Ich wollte Karl töten, die schiere Power der Kontrolle spüren, einen anderen Menschen verletzen, so wie auch ich verletzt worden war. Mord stellte einen perfekten Tribut an Terrible dar, der Karl eiskalt exekutiert hätte. Ich griff nach dem Pickel. Mir wäre die Möglichkeit einer Niederlage nie in den Sinn gekommen. Ich könnte Karls Ohren abschneiden und ihn in einer Welt der Stille zurücklassen. Der Eispickel rutschte vom Armaturenbrett, und das Auto raste quer über die verschiedenen Spuren. Reifen quietschten.
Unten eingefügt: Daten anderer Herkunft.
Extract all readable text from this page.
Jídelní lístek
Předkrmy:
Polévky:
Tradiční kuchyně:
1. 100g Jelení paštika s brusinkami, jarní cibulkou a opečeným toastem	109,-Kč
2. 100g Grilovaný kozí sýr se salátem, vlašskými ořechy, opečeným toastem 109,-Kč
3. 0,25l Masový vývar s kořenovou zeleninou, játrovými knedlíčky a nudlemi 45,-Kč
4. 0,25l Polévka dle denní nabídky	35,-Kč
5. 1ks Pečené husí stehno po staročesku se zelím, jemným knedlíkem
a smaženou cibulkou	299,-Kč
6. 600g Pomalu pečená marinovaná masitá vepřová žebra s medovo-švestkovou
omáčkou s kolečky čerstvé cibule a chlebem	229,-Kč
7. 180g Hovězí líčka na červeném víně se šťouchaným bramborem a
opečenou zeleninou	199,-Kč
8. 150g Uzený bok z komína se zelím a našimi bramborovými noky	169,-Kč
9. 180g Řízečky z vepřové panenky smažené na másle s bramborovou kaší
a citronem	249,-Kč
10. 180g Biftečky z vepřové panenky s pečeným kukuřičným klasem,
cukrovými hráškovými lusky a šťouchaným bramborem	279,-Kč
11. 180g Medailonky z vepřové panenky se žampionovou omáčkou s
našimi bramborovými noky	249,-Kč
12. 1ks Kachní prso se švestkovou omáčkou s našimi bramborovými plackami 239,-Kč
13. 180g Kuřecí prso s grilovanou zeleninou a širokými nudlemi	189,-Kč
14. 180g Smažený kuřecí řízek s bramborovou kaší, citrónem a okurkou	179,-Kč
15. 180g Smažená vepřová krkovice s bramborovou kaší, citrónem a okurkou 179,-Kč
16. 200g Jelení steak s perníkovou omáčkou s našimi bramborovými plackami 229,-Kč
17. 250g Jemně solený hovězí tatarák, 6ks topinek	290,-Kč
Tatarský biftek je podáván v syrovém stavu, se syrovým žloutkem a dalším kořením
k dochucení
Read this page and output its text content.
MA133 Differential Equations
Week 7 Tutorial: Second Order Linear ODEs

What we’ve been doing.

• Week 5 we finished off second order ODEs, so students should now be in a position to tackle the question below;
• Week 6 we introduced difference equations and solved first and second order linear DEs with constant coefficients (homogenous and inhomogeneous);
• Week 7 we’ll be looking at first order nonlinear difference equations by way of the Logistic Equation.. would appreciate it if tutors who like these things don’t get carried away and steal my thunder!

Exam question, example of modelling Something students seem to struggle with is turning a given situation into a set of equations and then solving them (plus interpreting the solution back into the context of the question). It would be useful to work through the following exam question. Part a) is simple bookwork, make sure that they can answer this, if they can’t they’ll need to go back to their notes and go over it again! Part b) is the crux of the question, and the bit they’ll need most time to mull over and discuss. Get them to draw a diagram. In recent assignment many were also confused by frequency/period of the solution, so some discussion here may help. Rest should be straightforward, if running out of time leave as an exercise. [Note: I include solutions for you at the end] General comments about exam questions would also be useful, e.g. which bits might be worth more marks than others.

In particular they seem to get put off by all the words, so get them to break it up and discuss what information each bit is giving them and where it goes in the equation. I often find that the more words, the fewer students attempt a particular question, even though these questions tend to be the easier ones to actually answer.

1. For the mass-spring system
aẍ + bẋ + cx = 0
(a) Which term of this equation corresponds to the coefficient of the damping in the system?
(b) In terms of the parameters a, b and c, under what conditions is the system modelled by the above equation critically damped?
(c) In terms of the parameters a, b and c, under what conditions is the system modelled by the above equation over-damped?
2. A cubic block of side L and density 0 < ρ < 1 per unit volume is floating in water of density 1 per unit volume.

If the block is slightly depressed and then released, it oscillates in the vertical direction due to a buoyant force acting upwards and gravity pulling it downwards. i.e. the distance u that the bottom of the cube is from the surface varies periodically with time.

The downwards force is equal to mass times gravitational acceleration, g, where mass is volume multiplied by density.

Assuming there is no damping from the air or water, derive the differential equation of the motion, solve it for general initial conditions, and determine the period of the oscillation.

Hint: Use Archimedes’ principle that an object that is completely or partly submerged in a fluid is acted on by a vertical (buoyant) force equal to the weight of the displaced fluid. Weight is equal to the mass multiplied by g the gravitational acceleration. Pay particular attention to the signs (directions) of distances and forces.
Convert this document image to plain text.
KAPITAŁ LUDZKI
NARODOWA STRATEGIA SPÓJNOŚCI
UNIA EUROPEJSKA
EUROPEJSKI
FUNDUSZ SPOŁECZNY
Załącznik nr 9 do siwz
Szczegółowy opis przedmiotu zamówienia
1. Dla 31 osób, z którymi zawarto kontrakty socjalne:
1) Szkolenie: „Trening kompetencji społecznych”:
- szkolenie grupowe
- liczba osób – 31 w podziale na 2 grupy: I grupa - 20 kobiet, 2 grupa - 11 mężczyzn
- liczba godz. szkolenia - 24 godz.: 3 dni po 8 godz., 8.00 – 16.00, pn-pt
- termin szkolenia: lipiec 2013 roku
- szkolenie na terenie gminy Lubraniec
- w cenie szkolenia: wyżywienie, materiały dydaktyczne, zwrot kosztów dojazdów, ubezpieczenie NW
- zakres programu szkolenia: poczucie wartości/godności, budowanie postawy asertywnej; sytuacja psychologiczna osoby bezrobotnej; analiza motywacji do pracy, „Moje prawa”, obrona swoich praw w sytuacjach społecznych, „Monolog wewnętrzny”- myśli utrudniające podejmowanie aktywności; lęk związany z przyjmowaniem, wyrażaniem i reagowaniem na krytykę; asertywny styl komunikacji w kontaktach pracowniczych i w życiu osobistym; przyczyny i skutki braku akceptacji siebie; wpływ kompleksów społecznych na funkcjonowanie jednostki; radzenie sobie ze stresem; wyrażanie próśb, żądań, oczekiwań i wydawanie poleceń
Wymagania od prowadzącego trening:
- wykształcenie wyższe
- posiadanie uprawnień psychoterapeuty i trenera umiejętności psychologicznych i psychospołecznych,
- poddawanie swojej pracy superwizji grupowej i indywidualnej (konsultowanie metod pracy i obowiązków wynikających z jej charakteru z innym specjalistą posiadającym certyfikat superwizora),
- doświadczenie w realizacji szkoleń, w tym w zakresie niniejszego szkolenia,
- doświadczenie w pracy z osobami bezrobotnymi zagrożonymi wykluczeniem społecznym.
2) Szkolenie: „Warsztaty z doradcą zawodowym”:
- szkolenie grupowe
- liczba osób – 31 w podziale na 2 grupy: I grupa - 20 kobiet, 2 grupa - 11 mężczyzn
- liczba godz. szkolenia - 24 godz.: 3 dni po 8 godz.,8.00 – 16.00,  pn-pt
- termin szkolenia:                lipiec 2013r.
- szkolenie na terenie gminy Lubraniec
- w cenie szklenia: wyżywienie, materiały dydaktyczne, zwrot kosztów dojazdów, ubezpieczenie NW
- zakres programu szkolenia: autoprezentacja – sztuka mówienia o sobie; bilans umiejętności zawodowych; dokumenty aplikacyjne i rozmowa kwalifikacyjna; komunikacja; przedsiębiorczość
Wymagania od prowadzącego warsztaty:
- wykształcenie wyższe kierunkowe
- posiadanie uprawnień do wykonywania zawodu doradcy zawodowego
Hupen plärrten.
Karls Glasauge löste sich aus der Augenhöhle und schimmerte weiß.
„Du wirst ihn noch umbringen“, heulte Mum. Sie kniete auf dem Boden und suchte das Auge, das Karl jede Nacht herausnahm, reinigte, in ein Papiertuch wickelte und in eine Seifenschale legte.
Karl blinzelte mich an, rotzte mir voll ins Gesicht und wartete auf den nächsten Angriff. Wenn ich ihn jetzt frei lasse, mein Knie von seiner Brust nehmen würde, dann wäre ich so gut wie tot. Karl würde mich auf die Straße schmeißen und grinsen, wenn mein Kopf wie eine überreife Frucht aufplatzte.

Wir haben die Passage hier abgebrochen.